March was the beginning of new things…new job, new flat, a year older.
As February was winding down, so was my old life. I was no longer a student, and my Starbucks Barista life was coming to a close. I gave my notice at Starbucks, was completing paperwork for my new job as PA to the Chief Executive of a charity here in Aberdeen, and my flatmate was strongly urging me to find another place to live because she wanted to be on her own again.
Change is good sometimes but I felt like I was being hit with changes from all sides. I really wanted to go through one change at a time, but no, I had to do them all at the same time.
Good did come out of it. I visited 9 properties in 2 days before finding the one I liked. My application was accepted with no problems, I wonder if they actually called my references. I was able to move in very quickly–I basically had to tell them when I wanted to move in.
On Monday, the 9th, not only was it my birthday, but also the day I started my new job, then that Saturday I moved into my new flat.
All was good. You’d think I’d be totally excited…I was scared out of my mind. What if the job didn’t work out? Would I be able to go back to Starbucks? I couldn’t do that. What about the fact I’ve just moved into a new flat and if the job doesn’t work out? What if?
My ‘focus’ word for March was Depend. If I was living up to the ‘focus’ word from February, I was trusting God in everything…but was I allowing myself to really depend on God? I was experiencing new things; I was asking God to guide me. And, what I discovered was that I needed to depend on Him, really depend on Him.

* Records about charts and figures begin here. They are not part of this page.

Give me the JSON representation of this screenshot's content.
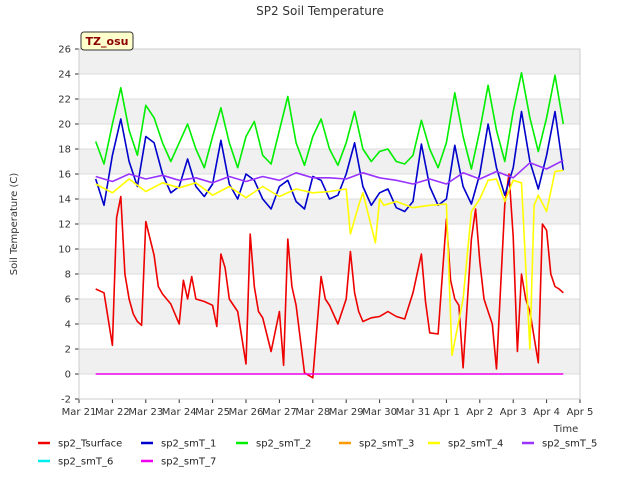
{
  "chart_data": {
    "type": "line",
    "title": "SP2 Soil Temperature",
    "xlabel": "Time",
    "ylabel": "Soil Temperature (C)",
    "ylim": [
      -2,
      26
    ],
    "xlim": [
      "2024-03-21",
      "2024-04-05"
    ],
    "grid": "horizontal bands",
    "legend_position": "bottom",
    "annotation": "TZ_osu",
    "yticks": [
      "-2",
      "0",
      "2",
      "4",
      "6",
      "8",
      "10",
      "12",
      "14",
      "16",
      "18",
      "20",
      "22",
      "24",
      "26"
    ],
    "xtick_labels": [
      "Mar 21",
      "Mar 22",
      "Mar 23",
      "Mar 24",
      "Mar 25",
      "Mar 26",
      "Mar 27",
      "Mar 28",
      "Mar 29",
      "Mar 30",
      "Mar 31",
      "Apr 1",
      "Apr 2",
      "Apr 3",
      "Apr 4",
      "Apr 5"
    ],
    "series": [
      {
        "name": "sp2_Tsurface",
        "color": "#ee0000",
        "x": [
          "2024-03-21 12:00",
          "2024-03-21 18:00",
          "2024-03-22 00:00",
          "2024-03-22 03:00",
          "2024-03-22 06:00",
          "2024-03-22 09:00",
          "2024-03-22 12:00",
          "2024-03-22 15:00",
          "2024-03-22 18:00",
          "2024-03-22 21:00",
          "2024-03-23 00:00",
          "2024-03-23 06:00",
          "2024-03-23 09:00",
          "2024-03-23 12:00",
          "2024-03-23 18:00",
          "2024-03-24 00:00",
          "2024-03-24 03:00",
          "2024-03-24 06:00",
          "2024-03-24 09:00",
          "2024-03-24 12:00",
          "2024-03-24 18:00",
          "2024-03-25 00:00",
          "2024-03-25 03:00",
          "2024-03-25 06:00",
          "2024-03-25 09:00",
          "2024-03-25 12:00",
          "2024-03-25 18:00",
          "2024-03-26 00:00",
          "2024-03-26 03:00",
          "2024-03-26 06:00",
          "2024-03-26 09:00",
          "2024-03-26 12:00",
          "2024-03-26 18:00",
          "2024-03-27 00:00",
          "2024-03-27 03:00",
          "2024-03-27 06:00",
          "2024-03-27 09:00",
          "2024-03-27 12:00",
          "2024-03-27 18:00",
          "2024-03-28 00:00",
          "2024-03-28 06:00",
          "2024-03-28 09:00",
          "2024-03-28 12:00",
          "2024-03-28 18:00",
          "2024-03-29 00:00",
          "2024-03-29 03:00",
          "2024-03-29 06:00",
          "2024-03-29 09:00",
          "2024-03-29 12:00",
          "2024-03-29 18:00",
          "2024-03-30 00:00",
          "2024-03-30 06:00",
          "2024-03-30 12:00",
          "2024-03-30 18:00",
          "2024-03-31 00:00",
          "2024-03-31 06:00",
          "2024-03-31 09:00",
          "2024-03-31 12:00",
          "2024-03-31 18:00",
          "2024-04-01 00:00",
          "2024-04-01 03:00",
          "2024-04-01 06:00",
          "2024-04-01 09:00",
          "2024-04-01 12:00",
          "2024-04-01 18:00",
          "2024-04-01 21:00",
          "2024-04-02 00:00",
          "2024-04-02 03:00",
          "2024-04-02 06:00",
          "2024-04-02 09:00",
          "2024-04-02 12:00",
          "2024-04-02 18:00",
          "2024-04-02 21:00",
          "2024-04-03 00:00",
          "2024-04-03 03:00",
          "2024-04-03 06:00",
          "2024-04-03 09:00",
          "2024-04-03 12:00",
          "2024-04-03 18:00",
          "2024-04-03 21:00",
          "2024-04-04 00:00",
          "2024-04-04 03:00",
          "2024-04-04 06:00",
          "2024-04-04 09:00",
          "2024-04-04 12:00"
        ],
        "values": [
          6.8,
          6.5,
          2.3,
          12.5,
          14.2,
          8.0,
          6.0,
          4.8,
          4.2,
          3.9,
          12.2,
          9.5,
          7.0,
          6.4,
          5.6,
          4.0,
          7.5,
          6.0,
          7.8,
          6.0,
          5.8,
          5.5,
          3.8,
          9.6,
          8.5,
          6.0,
          5.0,
          0.8,
          11.2,
          7.0,
          5.0,
          4.5,
          1.8,
          5.0,
          0.7,
          10.8,
          7.0,
          5.5,
          0.1,
          -0.3,
          7.8,
          6.0,
          5.5,
          4.0,
          6.0,
          9.8,
          6.5,
          5.0,
          4.2,
          4.5,
          4.6,
          5.0,
          4.6,
          4.4,
          6.5,
          9.6,
          5.8,
          3.3,
          3.2,
          12.4,
          7.5,
          6.0,
          5.5,
          0.5,
          10.8,
          13.2,
          9.0,
          6.0,
          5.0,
          4.0,
          0.4,
          13.6,
          16.0,
          11.0,
          1.8,
          8.0,
          6.0,
          5.0,
          0.9,
          12.0,
          11.5,
          8.0,
          7.0,
          6.8,
          6.5
        ]
      },
      {
        "name": "sp2_smT_1",
        "color": "#0000cc",
        "x": [
          "2024-03-21 12:00",
          "2024-03-21 18:00",
          "2024-03-22 00:00",
          "2024-03-22 06:00",
          "2024-03-22 12:00",
          "2024-03-22 18:00",
          "2024-03-23 00:00",
          "2024-03-23 06:00",
          "2024-03-23 12:00",
          "2024-03-23 18:00",
          "2024-03-24 00:00",
          "2024-03-24 06:00",
          "2024-03-24 12:00",
          "2024-03-24 18:00",
          "2024-03-25 00:00",
          "2024-03-25 06:00",
          "2024-03-25 12:00",
          "2024-03-25 18:00",
          "2024-03-26 00:00",
          "2024-03-26 06:00",
          "2024-03-26 12:00",
          "2024-03-26 18:00",
          "2024-03-27 00:00",
          "2024-03-27 06:00",
          "2024-03-27 12:00",
          "2024-03-27 18:00",
          "2024-03-28 00:00",
          "2024-03-28 06:00",
          "2024-03-28 12:00",
          "2024-03-28 18:00",
          "2024-03-29 00:00",
          "2024-03-29 06:00",
          "2024-03-29 12:00",
          "2024-03-29 18:00",
          "2024-03-30 00:00",
          "2024-03-30 06:00",
          "2024-03-30 12:00",
          "2024-03-30 18:00",
          "2024-03-31 00:00",
          "2024-03-31 06:00",
          "2024-03-31 12:00",
          "2024-03-31 18:00",
          "2024-04-01 00:00",
          "2024-04-01 06:00",
          "2024-04-01 12:00",
          "2024-04-01 18:00",
          "2024-04-02 00:00",
          "2024-04-02 06:00",
          "2024-04-02 12:00",
          "2024-04-02 18:00",
          "2024-04-03 00:00",
          "2024-04-03 06:00",
          "2024-04-03 12:00",
          "2024-04-03 18:00",
          "2024-04-04 00:00",
          "2024-04-04 06:00",
          "2024-04-04 12:00"
        ],
        "values": [
          15.6,
          13.5,
          17.5,
          20.4,
          17.0,
          15.0,
          19.0,
          18.5,
          16.0,
          14.5,
          15.0,
          17.2,
          15.0,
          14.2,
          15.2,
          18.7,
          15.2,
          14.0,
          16.0,
          15.5,
          14.0,
          13.2,
          15.0,
          15.5,
          13.8,
          13.2,
          15.8,
          15.5,
          14.0,
          14.3,
          16.0,
          18.5,
          15.0,
          13.5,
          14.5,
          14.8,
          13.3,
          13.0,
          13.8,
          18.4,
          15.0,
          13.5,
          14.0,
          18.3,
          15.0,
          13.6,
          16.0,
          20.0,
          16.5,
          14.3,
          16.5,
          21.0,
          17.0,
          14.8,
          17.5,
          21.0,
          16.3
        ]
      },
      {
        "name": "sp2_smT_2",
        "color": "#00ee00",
        "x": [
          "2024-03-21 12:00",
          "2024-03-21 18:00",
          "2024-03-22 00:00",
          "2024-03-22 06:00",
          "2024-03-22 12:00",
          "2024-03-22 18:00",
          "2024-03-23 00:00",
          "2024-03-23 06:00",
          "2024-03-23 12:00",
          "2024-03-23 18:00",
          "2024-03-24 00:00",
          "2024-03-24 06:00",
          "2024-03-24 12:00",
          "2024-03-24 18:00",
          "2024-03-25 00:00",
          "2024-03-25 06:00",
          "2024-03-25 12:00",
          "2024-03-25 18:00",
          "2024-03-26 00:00",
          "2024-03-26 06:00",
          "2024-03-26 12:00",
          "2024-03-26 18:00",
          "2024-03-27 00:00",
          "2024-03-27 06:00",
          "2024-03-27 12:00",
          "2024-03-27 18:00",
          "2024-03-28 00:00",
          "2024-03-28 06:00",
          "2024-03-28 12:00",
          "2024-03-28 18:00",
          "2024-03-29 00:00",
          "2024-03-29 06:00",
          "2024-03-29 12:00",
          "2024-03-29 18:00",
          "2024-03-30 00:00",
          "2024-03-30 06:00",
          "2024-03-30 12:00",
          "2024-03-30 18:00",
          "2024-03-31 00:00",
          "2024-03-31 06:00",
          "2024-03-31 12:00",
          "2024-03-31 18:00",
          "2024-04-01 00:00",
          "2024-04-01 06:00",
          "2024-04-01 12:00",
          "2024-04-01 18:00",
          "2024-04-02 00:00",
          "2024-04-02 06:00",
          "2024-04-02 12:00",
          "2024-04-02 18:00",
          "2024-04-03 00:00",
          "2024-04-03 06:00",
          "2024-04-03 12:00",
          "2024-04-03 18:00",
          "2024-04-04 00:00",
          "2024-04-04 06:00",
          "2024-04-04 12:00"
        ],
        "values": [
          18.6,
          16.8,
          20.0,
          22.9,
          19.5,
          17.5,
          21.5,
          20.5,
          18.5,
          17.0,
          18.5,
          20.0,
          18.0,
          16.5,
          19.0,
          21.3,
          18.5,
          16.5,
          19.0,
          20.2,
          17.5,
          16.8,
          19.5,
          22.2,
          18.5,
          16.7,
          19.0,
          20.4,
          18.0,
          16.7,
          18.5,
          21.0,
          18.0,
          17.0,
          17.8,
          18.0,
          17.0,
          16.8,
          17.5,
          20.3,
          18.0,
          16.5,
          18.5,
          22.5,
          19.0,
          16.4,
          19.5,
          23.1,
          19.5,
          17.0,
          21.0,
          24.1,
          20.5,
          17.8,
          20.5,
          23.9,
          20.0
        ]
      },
      {
        "name": "sp2_smT_3",
        "color": "#ff9900",
        "x": [],
        "values": []
      },
      {
        "name": "sp2_smT_4",
        "color": "#ffff00",
        "x": [
          "2024-03-21 12:00",
          "2024-03-22 00:00",
          "2024-03-22 12:00",
          "2024-03-23 00:00",
          "2024-03-23 12:00",
          "2024-03-24 00:00",
          "2024-03-24 12:00",
          "2024-03-25 00:00",
          "2024-03-25 12:00",
          "2024-03-26 00:00",
          "2024-03-26 12:00",
          "2024-03-27 00:00",
          "2024-03-27 12:00",
          "2024-03-28 00:00",
          "2024-03-28 12:00",
          "2024-03-29 00:00",
          "2024-03-29 03:00",
          "2024-03-29 09:00",
          "2024-03-29 12:00",
          "2024-03-29 21:00",
          "2024-03-30 00:00",
          "2024-03-30 03:00",
          "2024-03-30 12:00",
          "2024-03-31 00:00",
          "2024-03-31 12:00",
          "2024-04-01 00:00",
          "2024-04-01 04:00",
          "2024-04-01 12:00",
          "2024-04-01 18:00",
          "2024-04-02 00:00",
          "2024-04-02 06:00",
          "2024-04-02 12:00",
          "2024-04-02 18:00",
          "2024-04-03 00:00",
          "2024-04-03 06:00",
          "2024-04-03 12:00",
          "2024-04-03 15:00",
          "2024-04-03 18:00",
          "2024-04-04 00:00",
          "2024-04-04 06:00",
          "2024-04-04 12:00"
        ],
        "values": [
          15.2,
          14.5,
          15.6,
          14.6,
          15.3,
          14.9,
          15.3,
          14.3,
          15.0,
          14.1,
          15.0,
          14.2,
          14.8,
          14.5,
          14.6,
          14.8,
          11.2,
          13.5,
          14.5,
          10.5,
          14.0,
          13.5,
          13.8,
          13.3,
          13.5,
          13.6,
          1.5,
          6.0,
          13.0,
          14.0,
          15.5,
          15.6,
          13.8,
          15.5,
          15.3,
          2.0,
          13.5,
          14.3,
          13.0,
          16.2,
          16.3
        ]
      },
      {
        "name": "sp2_smT_5",
        "color": "#9933ff",
        "x": [
          "2024-03-21 12:00",
          "2024-03-22 00:00",
          "2024-03-22 12:00",
          "2024-03-23 00:00",
          "2024-03-23 12:00",
          "2024-03-24 00:00",
          "2024-03-24 12:00",
          "2024-03-25 00:00",
          "2024-03-25 12:00",
          "2024-03-26 00:00",
          "2024-03-26 12:00",
          "2024-03-27 00:00",
          "2024-03-27 12:00",
          "2024-03-28 00:00",
          "2024-03-28 12:00",
          "2024-03-29 00:00",
          "2024-03-29 12:00",
          "2024-03-30 00:00",
          "2024-03-30 12:00",
          "2024-03-31 00:00",
          "2024-03-31 12:00",
          "2024-04-01 00:00",
          "2024-04-01 12:00",
          "2024-04-02 00:00",
          "2024-04-02 12:00",
          "2024-04-03 00:00",
          "2024-04-03 12:00",
          "2024-04-04 00:00",
          "2024-04-04 12:00"
        ],
        "values": [
          15.8,
          15.4,
          16.0,
          15.6,
          15.9,
          15.5,
          15.7,
          15.3,
          15.8,
          15.4,
          15.8,
          15.5,
          16.1,
          15.7,
          15.7,
          15.6,
          16.1,
          15.7,
          15.5,
          15.2,
          15.6,
          15.2,
          16.1,
          15.6,
          16.2,
          15.7,
          16.9,
          16.4,
          17.1
        ]
      },
      {
        "name": "sp2_smT_6",
        "color": "#00eeee",
        "x": [],
        "values": []
      },
      {
        "name": "sp2_smT_7",
        "color": "#ee00ee",
        "x": [
          "2024-03-21 12:00",
          "2024-04-04 12:00"
        ],
        "values": [
          0.0,
          0.0
        ]
      }
    ]
  }
}
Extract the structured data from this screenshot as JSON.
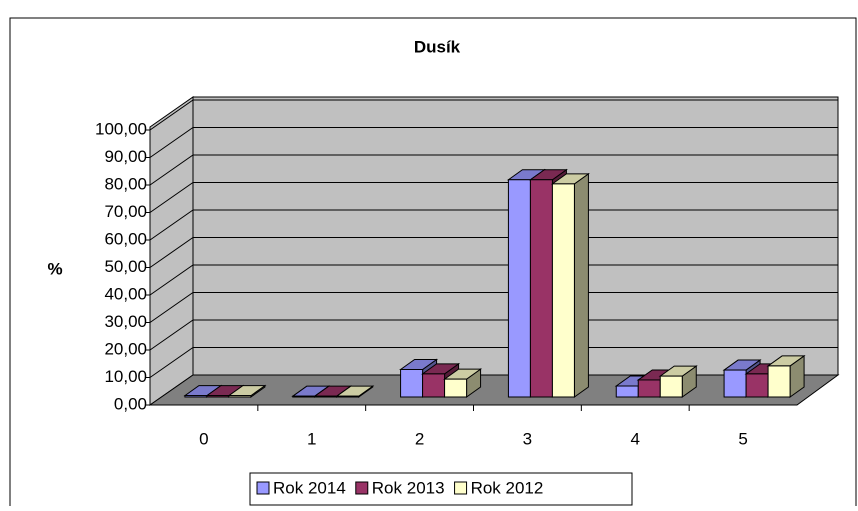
{
  "chart_data": {
    "type": "bar3d",
    "title": "Dusík",
    "y_label": "%",
    "categories": [
      "0",
      "1",
      "2",
      "3",
      "4",
      "5"
    ],
    "series": [
      {
        "name": "Rok 2014",
        "color": "#9999ff",
        "values": [
          0.5,
          0.3,
          10,
          79,
          4,
          9.8
        ]
      },
      {
        "name": "Rok 2013",
        "color": "#993366",
        "values": [
          0.5,
          0.3,
          8.4,
          79,
          6.2,
          8.4
        ]
      },
      {
        "name": "Rok 2012",
        "color": "#ffffcc",
        "values": [
          0.5,
          0.3,
          6.5,
          77.5,
          7.6,
          11.3
        ]
      }
    ],
    "ylim": [
      0,
      100
    ],
    "yticks": [
      {
        "value": 0,
        "label": "0,00"
      },
      {
        "value": 10,
        "label": "10,00"
      },
      {
        "value": 20,
        "label": "20,00"
      },
      {
        "value": 30,
        "label": "30,00"
      },
      {
        "value": 40,
        "label": "40,00"
      },
      {
        "value": 50,
        "label": "50,00"
      },
      {
        "value": 60,
        "label": "60,00"
      },
      {
        "value": 70,
        "label": "70,00"
      },
      {
        "value": 80,
        "label": "80,00"
      },
      {
        "value": 90,
        "label": "90,00"
      },
      {
        "value": 100,
        "label": "100,00"
      }
    ],
    "grid": true,
    "legend": "bottom"
  }
}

For me, depend is not the same as trust. Trust is to hope; to place one’s confidence in. Depend is to rest confidently; to rely on; to be certain.
All I could do was to seek support through scripture and prayer.
I found: (all passages are in NLT)
Psalm 28:7 “The Lord is my strength, my shield from every danger. I trust in him with all my heart. He helps me, and my heart is filled with joy. I burst out in songs of thanksgiving.”
Psalm 33:4 “For the word of the Lord hold true, and everything he does is worthy of our trust.” WOW this one really convicted me…who can argue this one away…why would I not trust and depend on the Lord.
Psalm 37:18-19 “Day by day the Lord takes care of the innocent…They will survive through hard times even in famine they will have more than enough.” I love this one…they will survive! This is an amazing promise to us during these difficult times.
Psalm 121 “I look up to the mountains-does my help come from there? My help comes from the Lord, who made the heavens and the earth! he will not let you stumble and fall; the one who watches over you will not sleep. Indeed, he who watches over Israel never tires and never sleeps. The Lord himself watches over you! The Lord stands beside you as your protective shade. The sun will not hurt you by day, nor the moon at night. The Lord keeps you from all evil and preserves your life. The Lord keeps watch over you as you come and go, both now and forever.” I love this passage…the thought that the Lord never sleeps…He watches over us. He’s our protective shade…like a shield, protects us from the heat, from the cold, from evil.
These passages show what God does for us if we allow Him room to care for us. I think that’s the trick…letting God have the room in our lives to take over. Depending on something and someone is hard to do. Letting go of control is hard, but knowing what we know of God, don’t you think we would be better off with Him taking over than if we did it all ourselves with our own feeble abilities? Lamenations 3:25 says “The Lord is wonderfully good to those who wait for Him and seek Him.”
Who wouldn’t want the Lord to be wonderfully good to them? Is it so hard to let God in and just depend on Him? After all that I’ve experienced, I like knowing that God is in control and that He cares so much for me that He will protect me, provide for me and be wonderfully good to me.
What about you? Are you able to let God in to take control? Are you able to depend on Him?